Eluding a police officer while operating a motor vehicle or any other type of vessel can be either a second or third degree crime. N.J.S.A. 2C:29-2 provides that an individual is guilty of eluding a police officer if he or she knowingly flees or attempts to flee after the law enforcement officer signals the individual to bring the vehicle or vessel to a stop. The crime of eluding police is typically a third degree felony. If the flight or attempt to flee creates a risk of death or injury to any person, the charge can be elevated to a second degree felony. In addition to the penalties that otherwise apply to second or third degree crimes, the court can also suspend the person’s driver’s license for between six (6) months and two (2) years.

New Jersey Criminal Defense Attorney Lauren Scardella Uses Years of Experience to Expunge Clients’ Resisting Arrest Charges in Trenton, NJ

Even if an individual is never convicted of any underlying charges, resisting arrest is an offense that will remain on that person’s criminal record, as will the arrest. However, in some cases, an experienced Robbinsville criminal defense lawyer can petition for the charges to be expunged to keep the individual’s criminal record clean. A resisting arrest conviction for a third degree or fourth degree crime can be expunged under N.J.S.A. 2C:52-2 if:

  • The individual has no other indictable convictions,
  • He or she has not been convicted of a disorderly persons offense or petty disorderly persons offense more than twice, and
  • At least ten (10) years have elapsed since the individual completed his or her sentence, including parole, although it may be possible to apply for expungement early after five (5) years have passed.

If the resisting arrest charge was punished as a disorderly persons offense, the individual can petition for expungement after five (5) years have passed, or three (3) years at the court’s discretion.

Call Today to Discuss Your Hamilton Resisting Arrest Charges Free of Cost

At the Law Offices of Lauren E. Scardella in Hamilton, I take resisting arrest charges very seriously and understand the detrimental consequences that can arise from conviction of any crime—especially one that arose from a true belief on my client’s part that he or she was being arrested unlawfully. I provide a free consultation to discuss your case, so contact my office at 609-587-1144, or fill out this online form.
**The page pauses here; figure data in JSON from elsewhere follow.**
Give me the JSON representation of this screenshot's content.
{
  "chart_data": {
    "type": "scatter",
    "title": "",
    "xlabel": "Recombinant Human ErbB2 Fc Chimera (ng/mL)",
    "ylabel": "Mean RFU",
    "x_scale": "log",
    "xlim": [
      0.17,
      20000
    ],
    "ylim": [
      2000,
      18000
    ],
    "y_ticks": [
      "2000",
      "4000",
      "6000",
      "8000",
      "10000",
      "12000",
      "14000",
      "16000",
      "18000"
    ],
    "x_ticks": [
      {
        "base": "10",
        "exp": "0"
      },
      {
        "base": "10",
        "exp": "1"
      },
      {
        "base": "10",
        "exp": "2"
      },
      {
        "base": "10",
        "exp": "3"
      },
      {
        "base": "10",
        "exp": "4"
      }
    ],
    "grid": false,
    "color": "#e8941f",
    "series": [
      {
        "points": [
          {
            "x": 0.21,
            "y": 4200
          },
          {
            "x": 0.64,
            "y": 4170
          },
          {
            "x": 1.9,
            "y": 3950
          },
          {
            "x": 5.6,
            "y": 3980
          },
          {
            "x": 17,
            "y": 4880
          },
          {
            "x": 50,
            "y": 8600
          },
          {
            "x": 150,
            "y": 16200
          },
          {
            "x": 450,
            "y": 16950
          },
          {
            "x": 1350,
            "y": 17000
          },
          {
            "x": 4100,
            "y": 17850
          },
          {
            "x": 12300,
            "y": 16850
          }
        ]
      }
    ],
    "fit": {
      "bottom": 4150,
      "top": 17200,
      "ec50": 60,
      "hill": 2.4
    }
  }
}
I accept all major credit cards, and I am conveniently located at 2653 Nottingham Way STE 1, Hamilton Township, NJ 08619.

Frequently Asked Questions About Resisting Arrest Charges in NJ

Is there any way to defend against a resisting arrest conviction in New Jersey?
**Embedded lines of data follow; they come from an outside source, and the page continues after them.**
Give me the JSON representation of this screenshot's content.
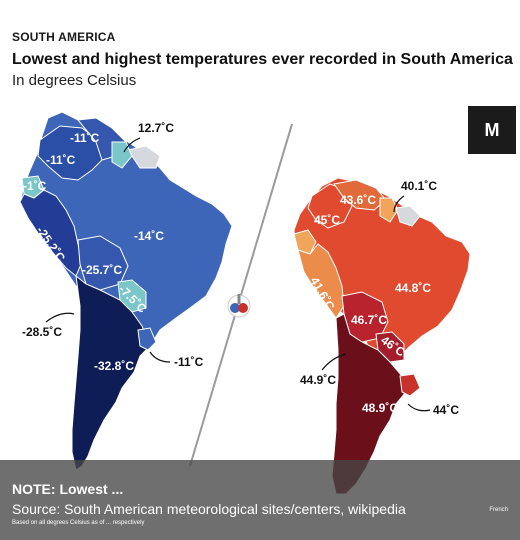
{
  "header": {
    "kicker": "SOUTH AMERICA",
    "title": "Lowest and highest temperatures ever recorded in South America",
    "subtitle": "In degrees Celsius"
  },
  "brand": {
    "logo_text": "M"
  },
  "maps": {
    "lowest": {
      "labels": {
        "l1": "-11˚C",
        "l2": "-11˚C",
        "l3": "12.7˚C",
        "l4": "-1˚C",
        "l5": "-14˚C",
        "l6": "-25.2˚C",
        "l7": "-25.7˚C",
        "l8": "-7.5˚C",
        "l9": "-28.5˚C",
        "l10": "-32.8˚C",
        "l11": "-11˚C"
      }
    },
    "highest": {
      "labels": {
        "h1": "43.6˚C",
        "h2": "45˚C",
        "h3": "40.1˚C",
        "h4": "41.6˚C",
        "h5": "44.8˚C",
        "h6": "46.7˚C",
        "h7": "46˚C",
        "h8": "44.9˚C",
        "h9": "48.9˚C",
        "h10": "44˚C"
      }
    }
  },
  "colors": {
    "cold_dark": "#0f1d56",
    "cold_mid": "#233d97",
    "cold_light": "#3e66b8",
    "cold_teal": "#7bc6c9",
    "hot_dark": "#6b0f1a",
    "hot_mid": "#c7332a",
    "hot_light": "#e04a2f",
    "hot_orange": "#ec8c4a",
    "neutral": "#d5d9de"
  },
  "footer": {
    "note": "NOTE: Lowest ...",
    "source": "Source: South American meteorological sites/centers, wikipedia",
    "right": "French",
    "tiny": "Based on all degrees Celsius as of ... respectively"
  }
}
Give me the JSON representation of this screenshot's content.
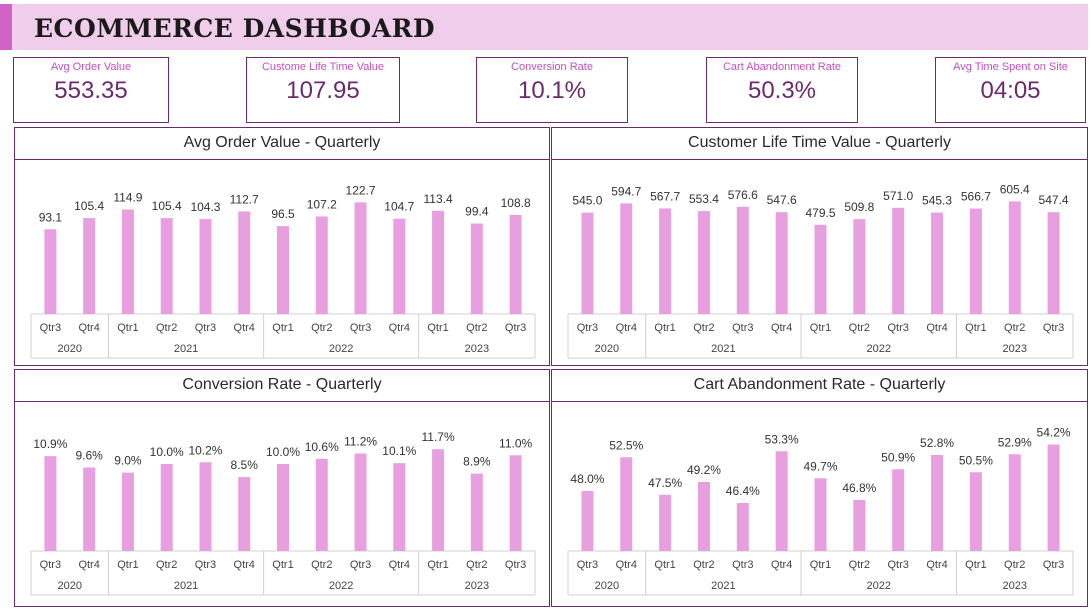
{
  "title": "ECOMMERCE DASHBOARD",
  "kpis": [
    {
      "label": "Avg Order Value",
      "value": "553.35"
    },
    {
      "label": "Custome Life Time Value",
      "value": "107.95"
    },
    {
      "label": "Conversion Rate",
      "value": "10.1%"
    },
    {
      "label": "Cart Abandonment Rate",
      "value": "50.3%"
    },
    {
      "label": "Avg Time Spent on Site",
      "value": "04:05"
    }
  ],
  "colors": {
    "bar": "#e89fe0",
    "border": "#6b2a6b",
    "title_bg": "#f1cdec",
    "accent": "#d062c8",
    "kpi_label": "#c44fc0"
  },
  "chart_data": [
    {
      "type": "bar",
      "title": "Avg Order Value - Quarterly",
      "categories": [
        "Qtr3",
        "Qtr4",
        "Qtr1",
        "Qtr2",
        "Qtr3",
        "Qtr4",
        "Qtr1",
        "Qtr2",
        "Qtr3",
        "Qtr4",
        "Qtr1",
        "Qtr2",
        "Qtr3"
      ],
      "years": [
        {
          "label": "2020",
          "count": 2
        },
        {
          "label": "2021",
          "count": 4
        },
        {
          "label": "2022",
          "count": 4
        },
        {
          "label": "2023",
          "count": 3
        }
      ],
      "values": [
        93.1,
        105.4,
        114.9,
        105.4,
        104.3,
        112.7,
        96.5,
        107.2,
        122.7,
        104.7,
        113.4,
        99.4,
        108.8
      ],
      "labels": [
        "93.1",
        "105.4",
        "114.9",
        "105.4",
        "104.3",
        "112.7",
        "96.5",
        "107.2",
        "122.7",
        "104.7",
        "113.4",
        "99.4",
        "108.8"
      ]
    },
    {
      "type": "bar",
      "title": "Customer Life Time Value - Quarterly",
      "categories": [
        "Qtr3",
        "Qtr4",
        "Qtr1",
        "Qtr2",
        "Qtr3",
        "Qtr4",
        "Qtr1",
        "Qtr2",
        "Qtr3",
        "Qtr4",
        "Qtr1",
        "Qtr2",
        "Qtr3"
      ],
      "years": [
        {
          "label": "2020",
          "count": 2
        },
        {
          "label": "2021",
          "count": 4
        },
        {
          "label": "2022",
          "count": 4
        },
        {
          "label": "2023",
          "count": 3
        }
      ],
      "values": [
        545.0,
        594.7,
        567.7,
        553.4,
        576.6,
        547.6,
        479.5,
        509.8,
        571.0,
        545.3,
        566.7,
        605.4,
        547.4
      ],
      "labels": [
        "545.0",
        "594.7",
        "567.7",
        "553.4",
        "576.6",
        "547.6",
        "479.5",
        "509.8",
        "571.0",
        "545.3",
        "566.7",
        "605.4",
        "547.4"
      ]
    },
    {
      "type": "bar",
      "title": "Conversion Rate - Quarterly",
      "categories": [
        "Qtr3",
        "Qtr4",
        "Qtr1",
        "Qtr2",
        "Qtr3",
        "Qtr4",
        "Qtr1",
        "Qtr2",
        "Qtr3",
        "Qtr4",
        "Qtr1",
        "Qtr2",
        "Qtr3"
      ],
      "years": [
        {
          "label": "2020",
          "count": 2
        },
        {
          "label": "2021",
          "count": 4
        },
        {
          "label": "2022",
          "count": 4
        },
        {
          "label": "2023",
          "count": 3
        }
      ],
      "values": [
        10.9,
        9.6,
        9.0,
        10.0,
        10.2,
        8.5,
        10.0,
        10.6,
        11.2,
        10.1,
        11.7,
        8.9,
        11.0
      ],
      "labels": [
        "10.9%",
        "9.6%",
        "9.0%",
        "10.0%",
        "10.2%",
        "8.5%",
        "10.0%",
        "10.6%",
        "11.2%",
        "10.1%",
        "11.7%",
        "8.9%",
        "11.0%"
      ]
    },
    {
      "type": "bar",
      "title": "Cart Abandonment Rate - Quarterly",
      "categories": [
        "Qtr3",
        "Qtr4",
        "Qtr1",
        "Qtr2",
        "Qtr3",
        "Qtr4",
        "Qtr1",
        "Qtr2",
        "Qtr3",
        "Qtr4",
        "Qtr1",
        "Qtr2",
        "Qtr3"
      ],
      "years": [
        {
          "label": "2020",
          "count": 2
        },
        {
          "label": "2021",
          "count": 4
        },
        {
          "label": "2022",
          "count": 4
        },
        {
          "label": "2023",
          "count": 3
        }
      ],
      "values": [
        48.0,
        52.5,
        47.5,
        49.2,
        46.4,
        53.3,
        49.7,
        46.8,
        50.9,
        52.8,
        50.5,
        52.9,
        54.2
      ],
      "labels": [
        "48.0%",
        "52.5%",
        "47.5%",
        "49.2%",
        "46.4%",
        "53.3%",
        "49.7%",
        "46.8%",
        "50.9%",
        "52.8%",
        "50.5%",
        "52.9%",
        "54.2%"
      ]
    }
  ]
}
Yes, defense avenues exist in every case. The most common way to defend against a resisting arrest charge is to show that you did not actually intend to resist arrest. In many cases, an individual who is nervous or frightened upon being arrested may move in ways that could suggest an intent to resist even if no such intent existed. The prosecution has a heavy burden of proof in these cases, and an experienced criminal defense attorney will evaluate the client’s testimony and prosecution’s evidence to determine the best possible defense.

If the arresting officer uses force against me in the arrest, am I entitled to defend myself?

In extremely rare cases, it can be found that the arresting officer used excessive force that could justify resisting arrest. However, the amount of force that was used to resist arrest must be proportionate to the amount of force used by the officer. The arresting officer has several defense avenues to accusations that he or she used excessive force, however, making it unlikely that this defense will be viable in the vast majority of resisting arrest cases. For example, if the individual being arrested has reason to believe that the arresting officer would stop using excessive force if the individual stopped resisting arrest, the excessive force defense will probably not stick.